The plausible promise of open hardware

In the age of cheap facts, we now inhabit a world where knowing something is possible is practically the same as knowing how to do it.

Cory Doctorow, in the science fiction magazine Locus.

Excerpt:

“Invention is now a lot more like collage than like discovery. Bruce Sterling’s new Imaginary Inventions project is seeking to catalog the imaginary inventions of fiction, hucksters, failed entrepreneurs, and other imaginers. I sent him some excerpts from my forthcoming novel Makers (Tor, HarperCollins UK, Fall 2009), which concerns hardware hackers whose principle activity is thinking up stuff that would be cool, then googling to figure out how to build it, and Bruce replied,

There’s hardly any engineering. Almost all of this is mash-up tinkering. It’s like the Burroughs cut-up method applied to objects. These guys are assembling hardware in the same crowd-pleasing spaghetti at the wall approach that Web 2.0 web designers use in assembling features and applications.

That’s exactly right. That’s the plausible premise right there — spaghetti-at-the-wall hacking that assembles, rather than invents. It’s not that every invention has been invented, but we sure have a lot of basic parts just hanging around, waiting to be configured. Pick up a $200 FPGA chip-toaster and you can burn your own microchips. Drag and drop some code-objects around and you can generate some software to run on it. None of this will be as efficient or effective as a bespoke solution, but it’s all close enough for rock-n-roll.
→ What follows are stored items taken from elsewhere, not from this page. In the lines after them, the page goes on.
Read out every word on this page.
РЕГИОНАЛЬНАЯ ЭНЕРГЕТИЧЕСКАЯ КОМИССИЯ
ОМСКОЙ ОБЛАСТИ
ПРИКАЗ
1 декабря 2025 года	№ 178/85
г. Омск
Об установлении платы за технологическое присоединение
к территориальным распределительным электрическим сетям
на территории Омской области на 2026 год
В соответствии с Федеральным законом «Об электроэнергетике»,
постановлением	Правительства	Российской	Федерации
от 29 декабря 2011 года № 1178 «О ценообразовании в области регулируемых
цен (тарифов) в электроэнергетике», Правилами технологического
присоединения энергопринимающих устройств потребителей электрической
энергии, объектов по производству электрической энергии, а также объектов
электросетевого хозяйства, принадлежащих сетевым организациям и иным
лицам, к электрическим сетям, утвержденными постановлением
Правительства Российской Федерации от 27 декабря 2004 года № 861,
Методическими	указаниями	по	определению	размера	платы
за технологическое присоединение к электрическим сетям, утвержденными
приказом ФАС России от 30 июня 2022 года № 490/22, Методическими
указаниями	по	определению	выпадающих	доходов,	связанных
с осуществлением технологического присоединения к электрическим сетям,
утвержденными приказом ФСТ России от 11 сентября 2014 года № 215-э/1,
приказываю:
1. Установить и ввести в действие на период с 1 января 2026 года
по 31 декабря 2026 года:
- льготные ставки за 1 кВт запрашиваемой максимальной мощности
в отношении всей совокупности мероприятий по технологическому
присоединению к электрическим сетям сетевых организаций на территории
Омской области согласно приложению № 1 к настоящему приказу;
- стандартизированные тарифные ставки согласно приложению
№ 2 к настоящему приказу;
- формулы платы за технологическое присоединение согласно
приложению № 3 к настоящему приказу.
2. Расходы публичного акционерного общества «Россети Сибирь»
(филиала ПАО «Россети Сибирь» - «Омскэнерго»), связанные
Plausible premise invention is everywhere. Look at the incredible games flying out of Seattle’s Valve Corporation: Half-Life, Counter-Strike, Portal, Left 4 Dead — all built on the same engine with radically different narratives and play mechanics and atmosphere, a GURPS approach to game design that shrugs off the macho business of creating your own 3D engine from scratch in favor of pulling something down off the shelf and remixing it.

What does this all mean for science fiction? Well, it probably means that SF writers are going to get credited with a lot more invention than we’re accustomed to. The formerly rare occurrence of technology jumping off the page and into the world (Heinlein’s waterbeds, Clarke’s geosynchronous orbits) are about to become a lot more common. When readers can download or mail-order off-the-shelf components and instructions for integrating them, it becomes much simpler to turn fiction into reality.